Panta Rei | mercoledì 26 giugno 2019 06:50

Panta Rei | 08 gennaio 2019, 09:30

Ignoranza valore aggiunto

Ignoranza valore aggiunto

Sull’idea balzana di far fare un corso ai consiglieri per saper fare i consiglieri per fortuna è già stato detto di tutto. Dico per fortuna, perché significa che una delle poche risate di gusto che questo triste periodo ha prodotto non è venuta solo a me.

Risata, peraltro, a denti stretti in quanto, quando certi personaggi si presentarono anni fa sulla scena politica con lo slogan che suonava più o meno “dilettanti orgogliosi di esserlo”, quasi che l’ignoranza fosse un valore aggiunto, mi venne ben poco da ridere.

Più che altro ebbi un moto di sgomento per le conseguenze che un simile baldanzoso e irresponsabile affacciarsi al mondo della politica avrebbe potuto avere sulla società. Conseguenze che adesso sono sotto gli occhi di tutti e di cui abbiamo pagato pegno con il caos assoluto che regna nella politica valdostana e, soprattutto, nella nazione.

Come poteva non essere chiaro che, se non conosci i meccanismi dell’amministrazione che vuoi amministrare, non puoi permetterti di fare promesse assurde, che non sarà neppure nelle tue competenze mantenere? E che solo un precipitoso dietrofront a orecchie basse, in un silenzioso barlume di dignità, potrà salvarti da gaffe imbarazzanti, se avrai la fortuna che il danno non sia già stato fatto?

Ed ecco il punto.

Che vuoi che sia un corso di addestramento per una decina di novellini che credevano che per salvare la Vallée bastasse rivoltarla alla sanfasò, oggi siamo qua e domani andiamo di là? Il corso lo imporrei a tutti gli attuali vertici politici dello Stato! Per quelli che promettono uguaglianza sociale a gogò, senza specificare che il livellamento sarebbe verso il basso, cioè tutti più poveri, tutti più furbetti, tutti più ignoranti,perché a questo punto conviene, e al diavolo i diritti acquisiti in una vita dalle persone oneste.
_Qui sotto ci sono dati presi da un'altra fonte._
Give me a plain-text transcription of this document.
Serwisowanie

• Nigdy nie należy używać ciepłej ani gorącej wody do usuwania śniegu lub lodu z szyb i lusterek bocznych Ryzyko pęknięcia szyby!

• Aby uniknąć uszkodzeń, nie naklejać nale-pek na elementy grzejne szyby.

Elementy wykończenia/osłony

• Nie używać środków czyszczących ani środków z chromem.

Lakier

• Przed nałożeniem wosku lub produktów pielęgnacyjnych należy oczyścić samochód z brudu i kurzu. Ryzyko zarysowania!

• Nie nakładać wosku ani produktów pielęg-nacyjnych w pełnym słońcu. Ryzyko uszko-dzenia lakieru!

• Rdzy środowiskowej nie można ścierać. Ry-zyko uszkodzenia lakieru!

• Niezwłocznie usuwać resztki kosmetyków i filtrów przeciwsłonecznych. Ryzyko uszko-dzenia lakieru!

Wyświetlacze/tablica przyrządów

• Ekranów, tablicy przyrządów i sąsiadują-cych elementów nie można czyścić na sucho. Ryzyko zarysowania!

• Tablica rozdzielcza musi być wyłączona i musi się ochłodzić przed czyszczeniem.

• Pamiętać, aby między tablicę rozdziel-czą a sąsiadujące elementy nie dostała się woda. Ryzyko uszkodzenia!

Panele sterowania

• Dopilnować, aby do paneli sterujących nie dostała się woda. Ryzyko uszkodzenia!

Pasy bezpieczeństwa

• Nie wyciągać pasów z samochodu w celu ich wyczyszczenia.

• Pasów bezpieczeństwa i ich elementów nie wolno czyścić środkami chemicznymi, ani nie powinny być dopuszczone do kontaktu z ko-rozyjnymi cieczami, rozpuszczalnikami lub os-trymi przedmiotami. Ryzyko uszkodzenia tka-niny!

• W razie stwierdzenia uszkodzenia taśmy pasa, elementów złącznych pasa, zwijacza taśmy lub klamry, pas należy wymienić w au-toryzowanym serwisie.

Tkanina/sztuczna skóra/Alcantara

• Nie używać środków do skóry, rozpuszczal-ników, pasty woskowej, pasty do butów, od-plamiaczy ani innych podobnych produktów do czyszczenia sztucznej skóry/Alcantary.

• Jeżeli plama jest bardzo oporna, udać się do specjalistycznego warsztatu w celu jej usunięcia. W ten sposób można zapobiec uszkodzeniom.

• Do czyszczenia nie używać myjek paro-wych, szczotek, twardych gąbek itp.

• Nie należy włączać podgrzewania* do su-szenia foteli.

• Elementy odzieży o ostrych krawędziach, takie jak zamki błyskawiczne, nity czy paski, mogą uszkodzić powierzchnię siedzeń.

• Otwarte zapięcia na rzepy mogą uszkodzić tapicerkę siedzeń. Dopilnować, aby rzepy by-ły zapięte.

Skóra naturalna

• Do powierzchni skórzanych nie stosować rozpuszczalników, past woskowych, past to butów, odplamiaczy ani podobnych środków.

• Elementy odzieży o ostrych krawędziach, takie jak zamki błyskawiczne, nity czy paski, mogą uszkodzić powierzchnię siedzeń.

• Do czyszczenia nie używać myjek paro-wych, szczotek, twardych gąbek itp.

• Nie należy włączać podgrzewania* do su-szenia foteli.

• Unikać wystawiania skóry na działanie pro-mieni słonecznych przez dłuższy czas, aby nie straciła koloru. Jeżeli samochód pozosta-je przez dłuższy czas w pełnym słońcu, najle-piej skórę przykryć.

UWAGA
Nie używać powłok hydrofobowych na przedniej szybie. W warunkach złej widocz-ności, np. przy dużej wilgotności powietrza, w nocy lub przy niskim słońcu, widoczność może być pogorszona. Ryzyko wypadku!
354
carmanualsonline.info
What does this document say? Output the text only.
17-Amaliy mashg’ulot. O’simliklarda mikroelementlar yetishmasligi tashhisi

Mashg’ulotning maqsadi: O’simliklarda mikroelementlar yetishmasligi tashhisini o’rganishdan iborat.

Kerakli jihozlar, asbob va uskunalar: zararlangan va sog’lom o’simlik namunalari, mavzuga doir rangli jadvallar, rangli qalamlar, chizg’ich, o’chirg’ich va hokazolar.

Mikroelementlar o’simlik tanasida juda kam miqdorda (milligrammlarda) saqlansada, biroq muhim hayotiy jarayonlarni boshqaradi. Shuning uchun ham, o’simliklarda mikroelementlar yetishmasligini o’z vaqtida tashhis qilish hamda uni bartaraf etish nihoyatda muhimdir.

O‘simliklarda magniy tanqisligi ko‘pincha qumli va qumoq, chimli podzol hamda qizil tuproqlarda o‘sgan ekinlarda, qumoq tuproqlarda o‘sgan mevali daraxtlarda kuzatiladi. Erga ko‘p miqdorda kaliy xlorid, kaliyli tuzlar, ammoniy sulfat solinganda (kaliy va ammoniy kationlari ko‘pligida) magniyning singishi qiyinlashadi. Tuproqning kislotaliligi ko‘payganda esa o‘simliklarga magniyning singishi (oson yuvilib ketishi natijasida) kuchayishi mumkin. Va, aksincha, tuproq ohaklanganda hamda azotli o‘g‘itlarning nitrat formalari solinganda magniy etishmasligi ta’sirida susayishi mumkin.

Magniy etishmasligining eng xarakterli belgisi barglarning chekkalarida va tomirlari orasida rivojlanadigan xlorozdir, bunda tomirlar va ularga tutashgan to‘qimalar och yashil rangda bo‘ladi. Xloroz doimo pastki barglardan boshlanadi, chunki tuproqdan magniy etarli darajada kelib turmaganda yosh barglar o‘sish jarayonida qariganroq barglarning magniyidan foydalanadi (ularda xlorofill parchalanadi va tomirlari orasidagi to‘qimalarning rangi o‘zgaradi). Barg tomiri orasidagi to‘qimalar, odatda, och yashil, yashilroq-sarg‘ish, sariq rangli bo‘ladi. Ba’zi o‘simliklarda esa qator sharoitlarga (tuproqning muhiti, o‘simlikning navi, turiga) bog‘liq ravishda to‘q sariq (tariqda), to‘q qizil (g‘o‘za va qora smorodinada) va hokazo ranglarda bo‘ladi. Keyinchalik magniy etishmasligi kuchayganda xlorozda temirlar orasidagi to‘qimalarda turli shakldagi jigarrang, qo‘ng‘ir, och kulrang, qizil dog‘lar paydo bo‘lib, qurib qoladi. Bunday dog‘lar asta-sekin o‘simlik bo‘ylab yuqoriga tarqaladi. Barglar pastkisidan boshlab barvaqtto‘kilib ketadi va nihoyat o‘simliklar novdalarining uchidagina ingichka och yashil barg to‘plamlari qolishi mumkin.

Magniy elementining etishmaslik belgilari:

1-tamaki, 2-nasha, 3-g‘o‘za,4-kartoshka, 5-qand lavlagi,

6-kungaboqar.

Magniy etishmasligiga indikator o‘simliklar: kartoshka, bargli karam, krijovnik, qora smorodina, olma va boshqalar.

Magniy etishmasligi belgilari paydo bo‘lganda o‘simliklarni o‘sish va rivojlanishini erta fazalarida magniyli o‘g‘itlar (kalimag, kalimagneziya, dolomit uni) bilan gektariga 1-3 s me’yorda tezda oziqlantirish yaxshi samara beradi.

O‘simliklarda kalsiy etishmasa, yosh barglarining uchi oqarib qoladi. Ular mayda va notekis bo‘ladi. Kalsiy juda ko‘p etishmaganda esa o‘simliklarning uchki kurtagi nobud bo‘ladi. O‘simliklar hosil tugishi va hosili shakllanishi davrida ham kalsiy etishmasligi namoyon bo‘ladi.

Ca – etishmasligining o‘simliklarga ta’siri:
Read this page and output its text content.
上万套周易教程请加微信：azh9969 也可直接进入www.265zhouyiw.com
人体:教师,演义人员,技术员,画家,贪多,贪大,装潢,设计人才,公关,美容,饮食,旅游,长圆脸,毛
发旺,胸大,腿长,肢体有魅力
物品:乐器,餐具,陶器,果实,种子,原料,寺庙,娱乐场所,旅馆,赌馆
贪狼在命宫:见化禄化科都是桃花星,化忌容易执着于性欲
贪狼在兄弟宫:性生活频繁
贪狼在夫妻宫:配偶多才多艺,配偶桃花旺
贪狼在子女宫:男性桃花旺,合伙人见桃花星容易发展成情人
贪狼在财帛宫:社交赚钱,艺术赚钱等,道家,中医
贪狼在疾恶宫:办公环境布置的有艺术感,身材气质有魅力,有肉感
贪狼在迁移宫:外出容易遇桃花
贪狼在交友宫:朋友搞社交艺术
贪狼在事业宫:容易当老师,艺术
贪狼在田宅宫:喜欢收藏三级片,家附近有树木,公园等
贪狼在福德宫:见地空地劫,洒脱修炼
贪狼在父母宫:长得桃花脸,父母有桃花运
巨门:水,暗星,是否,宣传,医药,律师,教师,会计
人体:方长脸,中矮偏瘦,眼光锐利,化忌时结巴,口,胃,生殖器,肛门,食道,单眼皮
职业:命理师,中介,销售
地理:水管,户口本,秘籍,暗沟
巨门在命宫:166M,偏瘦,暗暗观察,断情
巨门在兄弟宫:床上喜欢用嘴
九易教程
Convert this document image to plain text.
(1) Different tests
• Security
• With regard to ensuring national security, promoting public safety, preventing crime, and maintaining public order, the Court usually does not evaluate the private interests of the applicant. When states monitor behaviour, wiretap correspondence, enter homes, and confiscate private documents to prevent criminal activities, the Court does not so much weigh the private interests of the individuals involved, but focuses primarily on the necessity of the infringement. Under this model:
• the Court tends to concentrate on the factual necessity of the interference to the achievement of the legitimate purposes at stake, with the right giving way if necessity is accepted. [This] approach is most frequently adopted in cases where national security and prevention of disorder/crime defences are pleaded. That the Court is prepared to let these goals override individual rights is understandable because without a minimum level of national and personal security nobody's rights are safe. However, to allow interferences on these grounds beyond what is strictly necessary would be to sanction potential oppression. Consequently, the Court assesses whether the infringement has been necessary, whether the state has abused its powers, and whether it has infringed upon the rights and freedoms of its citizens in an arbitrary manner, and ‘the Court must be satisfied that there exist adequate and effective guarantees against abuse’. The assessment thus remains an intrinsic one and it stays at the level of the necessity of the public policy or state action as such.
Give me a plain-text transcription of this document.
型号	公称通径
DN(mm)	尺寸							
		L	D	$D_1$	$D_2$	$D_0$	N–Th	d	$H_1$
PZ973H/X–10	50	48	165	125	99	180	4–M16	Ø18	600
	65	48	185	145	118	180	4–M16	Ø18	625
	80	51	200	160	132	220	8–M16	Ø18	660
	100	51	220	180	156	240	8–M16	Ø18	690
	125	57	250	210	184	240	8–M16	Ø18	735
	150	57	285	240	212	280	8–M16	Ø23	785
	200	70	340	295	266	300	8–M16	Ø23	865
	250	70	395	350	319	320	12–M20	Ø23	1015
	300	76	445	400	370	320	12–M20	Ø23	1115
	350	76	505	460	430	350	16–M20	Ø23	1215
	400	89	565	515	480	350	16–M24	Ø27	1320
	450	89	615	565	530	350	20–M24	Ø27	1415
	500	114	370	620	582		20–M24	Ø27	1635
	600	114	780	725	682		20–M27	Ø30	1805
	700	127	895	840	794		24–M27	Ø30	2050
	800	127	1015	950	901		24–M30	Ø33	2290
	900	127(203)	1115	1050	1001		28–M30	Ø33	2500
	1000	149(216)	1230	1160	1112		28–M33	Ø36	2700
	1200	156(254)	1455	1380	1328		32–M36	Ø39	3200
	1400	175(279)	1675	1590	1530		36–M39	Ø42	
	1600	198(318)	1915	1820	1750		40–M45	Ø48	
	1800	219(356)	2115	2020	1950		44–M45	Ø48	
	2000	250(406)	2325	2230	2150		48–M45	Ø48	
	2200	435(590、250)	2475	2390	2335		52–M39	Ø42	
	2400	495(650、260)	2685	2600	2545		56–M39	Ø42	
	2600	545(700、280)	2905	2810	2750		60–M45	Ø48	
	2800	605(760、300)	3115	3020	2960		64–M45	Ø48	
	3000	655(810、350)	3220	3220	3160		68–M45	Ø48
Per quelli che oggi fanno proclami e domani devono correggere i compiti malfatti, che fanno la lista della spesa e poi si ritrovano il portafoglio vuoto e devono chiedere l’argent de poche a noi, che vorrebbero infonderci sicurezza nel domani ma maldestramente non fanno che rendere sempre più nebuloso il futuro.

Come qualcun altro ha detto su queste pagine, secca un po’ pensare che un tale corso sarebbe a nostre spese. Ma sapete che c’è? Che se fosse per prescriverlo a tutti, anche a quelli che stanno a Roma, un’una tantum la pagherei volentieri.

Purché per tutta la durata della scuola non si facciano né vedere né sentire, loro incatenati ai libri e noi sprofondati in una corroborante e rilassante pace sociale!